Come November, voters will get the chance to have their say on a bill that would increase access to California’s water supply by building new infrastructure.
Proposition 1, or the Water Quality, Supply and Infrastructure Improvement Act of 2014, would grant the state a $7.12 billion bond that would improve various aspects of the state’s resources and water infrastructure. More than half of the state is experiencing the highest drought level recorded.
“For decades, California has faced an ever-growing crisis of water storage and statewide
water management,” said Manuel Cunha, president of the Nisei Farmers League, in a recent statement. “The newly revised water bond gives voters the opportunity to begin addressing the water crisis and to invest in our lack of infrastructure and groundwater replenishment.”
The drought has forced Central Valley towns like Porterville to rely on the Red Cross for water due to poor water distribution. Additionally, regional farmers have cut back on production, resulting in up to 50 percent unemployment in some areas.
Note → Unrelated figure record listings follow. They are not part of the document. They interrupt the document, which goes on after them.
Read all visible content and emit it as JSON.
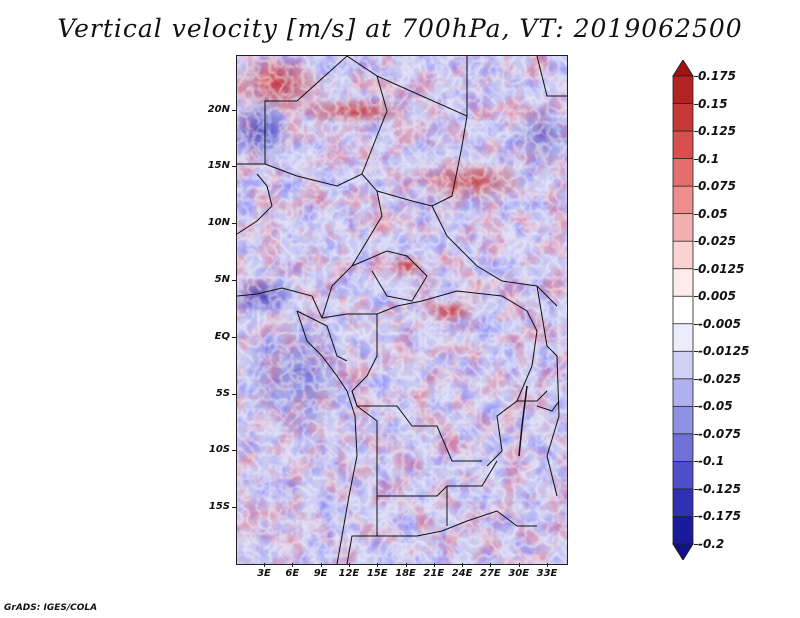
{
  "title": "Vertical velocity [m/s] at 700hPa, VT: 2019062500",
  "footer": "GrADS: IGES/COLA",
  "lat_labels": [
    "20N",
    "15N",
    "10N",
    "5N",
    "EQ",
    "5S",
    "10S",
    "15S"
  ],
  "lon_labels": [
    "3E",
    "6E",
    "9E",
    "12E",
    "15E",
    "18E",
    "21E",
    "24E",
    "27E",
    "30E",
    "33E"
  ],
  "colorbar": {
    "labels": [
      "0.175",
      "0.15",
      "0.125",
      "0.1",
      "0.075",
      "0.05",
      "0.025",
      "0.0125",
      "0.005",
      "-0.005",
      "-0.0125",
      "-0.025",
      "-0.05",
      "-0.075",
      "-0.1",
      "-0.125",
      "-0.175",
      "-0.2"
    ],
    "colors": [
      "#a01414",
      "#b42323",
      "#c83737",
      "#d75050",
      "#e36e6e",
      "#ec8e8e",
      "#f4b1b1",
      "#f9d2d2",
      "#fdecec",
      "#ffffff",
      "#ececfb",
      "#d0d0f5",
      "#b0b0ee",
      "#9090e4",
      "#7070d8",
      "#4f4fcc",
      "#3030b5",
      "#1a1a9c",
      "#10108a"
    ]
  }
}
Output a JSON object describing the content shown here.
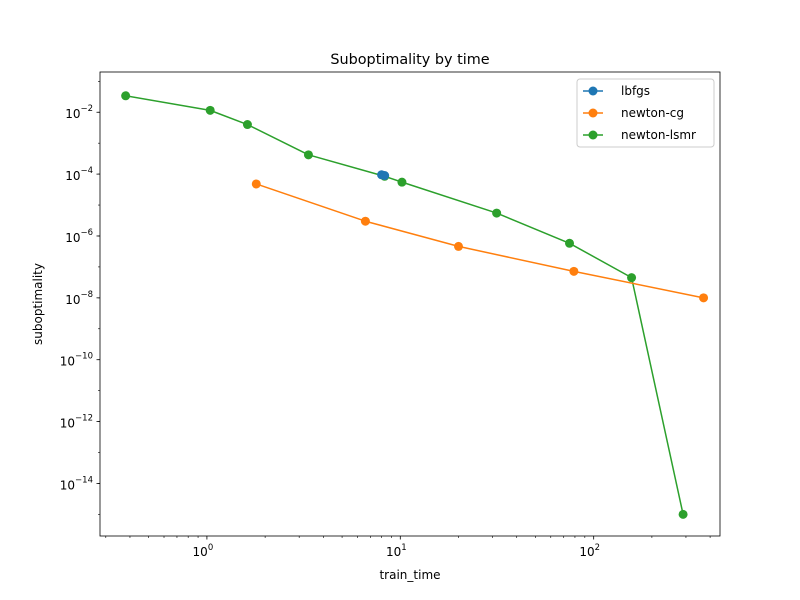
{
  "colors": {
    "lbfgs": "#1f77b4",
    "newton-cg": "#ff7f0e",
    "newton-lsmr": "#2ca02c"
  },
  "chart_data": {
    "type": "line",
    "title": "Suboptimality by time",
    "xlabel": "train_time",
    "ylabel": "suboptimality",
    "xscale": "log",
    "yscale": "log",
    "xlim": [
      0.28,
      450
    ],
    "ylim": [
      2e-16,
      0.2
    ],
    "xticks": [
      {
        "value": 1,
        "base": "10",
        "exp": "0"
      },
      {
        "value": 10,
        "base": "10",
        "exp": "1"
      },
      {
        "value": 100,
        "base": "10",
        "exp": "2"
      }
    ],
    "yticks": [
      {
        "value": 1e-14,
        "base": "10",
        "exp": "−14"
      },
      {
        "value": 1e-12,
        "base": "10",
        "exp": "−12"
      },
      {
        "value": 1e-10,
        "base": "10",
        "exp": "−10"
      },
      {
        "value": 1e-08,
        "base": "10",
        "exp": "−8"
      },
      {
        "value": 1e-06,
        "base": "10",
        "exp": "−6"
      },
      {
        "value": 0.0001,
        "base": "10",
        "exp": "−4"
      },
      {
        "value": 0.01,
        "base": "10",
        "exp": "−2"
      }
    ],
    "grid": false,
    "legend_position": "top-right",
    "series": [
      {
        "name": "lbfgs",
        "x": [
          8.0,
          8.3
        ],
        "y": [
          9.5e-05,
          9e-05
        ]
      },
      {
        "name": "newton-cg",
        "x": [
          1.8,
          6.6,
          20.0,
          79.0,
          370.0
        ],
        "y": [
          4.8e-05,
          3e-06,
          4.6e-07,
          7.2e-08,
          1e-08
        ]
      },
      {
        "name": "newton-lsmr",
        "x": [
          0.38,
          1.04,
          1.62,
          3.35,
          8.3,
          10.2,
          31.5,
          75.0,
          157.0,
          290.0
        ],
        "y": [
          0.034,
          0.0115,
          0.004,
          0.00042,
          8.5e-05,
          5.5e-05,
          5.5e-06,
          5.8e-07,
          4.5e-08,
          1e-15
        ]
      }
    ]
  }
}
The bill has drawn support locally from the likes of The Fresno Bee and Mario Sontoyo, assistant general manager of the Friant Water Authority and vice president of the Latino Water Coalition. Sontoyo said Proposition 1 will be good for the Valley and the state.
“This is the first year ever, in the entire history of delivery of federal water supply, that there was zero water allocation,” said Santoyo.
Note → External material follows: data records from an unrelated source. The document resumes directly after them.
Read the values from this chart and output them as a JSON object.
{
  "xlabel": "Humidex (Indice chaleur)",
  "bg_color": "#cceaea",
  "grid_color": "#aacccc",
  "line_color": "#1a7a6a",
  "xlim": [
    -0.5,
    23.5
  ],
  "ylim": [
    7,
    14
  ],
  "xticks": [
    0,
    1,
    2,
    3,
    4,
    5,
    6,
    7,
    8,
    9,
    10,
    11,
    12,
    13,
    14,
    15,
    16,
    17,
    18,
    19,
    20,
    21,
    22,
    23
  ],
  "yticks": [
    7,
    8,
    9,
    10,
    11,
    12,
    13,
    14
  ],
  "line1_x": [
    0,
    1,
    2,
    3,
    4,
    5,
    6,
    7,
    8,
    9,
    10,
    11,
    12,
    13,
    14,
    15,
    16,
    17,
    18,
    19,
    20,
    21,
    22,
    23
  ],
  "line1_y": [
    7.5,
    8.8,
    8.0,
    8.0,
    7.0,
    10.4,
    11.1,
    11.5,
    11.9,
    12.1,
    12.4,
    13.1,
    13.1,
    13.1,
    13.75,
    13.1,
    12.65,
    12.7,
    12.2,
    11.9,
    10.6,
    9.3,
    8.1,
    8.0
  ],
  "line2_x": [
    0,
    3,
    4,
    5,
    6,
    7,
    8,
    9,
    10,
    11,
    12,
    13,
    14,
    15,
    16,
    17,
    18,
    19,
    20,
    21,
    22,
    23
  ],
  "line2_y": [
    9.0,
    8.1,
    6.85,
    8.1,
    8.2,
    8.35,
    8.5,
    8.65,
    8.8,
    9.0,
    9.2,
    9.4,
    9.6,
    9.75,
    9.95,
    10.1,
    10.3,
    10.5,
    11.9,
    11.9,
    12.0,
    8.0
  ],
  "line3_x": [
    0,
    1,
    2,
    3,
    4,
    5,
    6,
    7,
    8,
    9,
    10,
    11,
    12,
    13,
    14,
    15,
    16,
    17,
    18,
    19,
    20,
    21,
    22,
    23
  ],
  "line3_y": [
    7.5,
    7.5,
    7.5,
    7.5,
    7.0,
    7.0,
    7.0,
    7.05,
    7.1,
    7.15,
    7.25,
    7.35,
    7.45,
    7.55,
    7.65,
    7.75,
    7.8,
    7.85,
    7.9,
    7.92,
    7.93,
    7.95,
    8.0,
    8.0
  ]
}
Santoyo said the most important part of the water bill is its infrastructure aspect, which would allow a new reservoir to be built above Millerton.
“For the past 30 years, Millerton hasn’t been able to hold all of the reservoir, so we lost 30 million acre-feet,” said Santoyo. “That would’ve served Fresno for 90 years worth of water.”
The proposed reservoir, known as Temperance Flat, would help hold water that Millerton Lake cannot hold and would also help with the distribution and flow to various parts of the Valley.
However, opponents of Proposition 1, such as Democratic Assemblyman Wesley Chesbro, say it is the wrong choice for California voters.
“Proposition 1 is the wrong investment: it does little for the drought relief in the near-term, doesn’t adequately promote needed regional water self-sufficiency, or reduce dependency on an already water-deprived Delta Ecosystem,” Chesbro said in a press release.
The release was issued by Chesbro and other opponents of the proposition, including Adam Scow, California director of Food & Water Watch, and Zeke Grader, executive director of the Pacific Coast Federation of Fishermen’s Associations.
Chesbro, who represents California’s 2nd District in the northern coast of California, said the infrastructure aspect of the bill is primarily to build new dams in the state rather than generate more water, hurting the ecology and watersheds of given reservoirs, such as the Sacramento-San Joaquin Delta.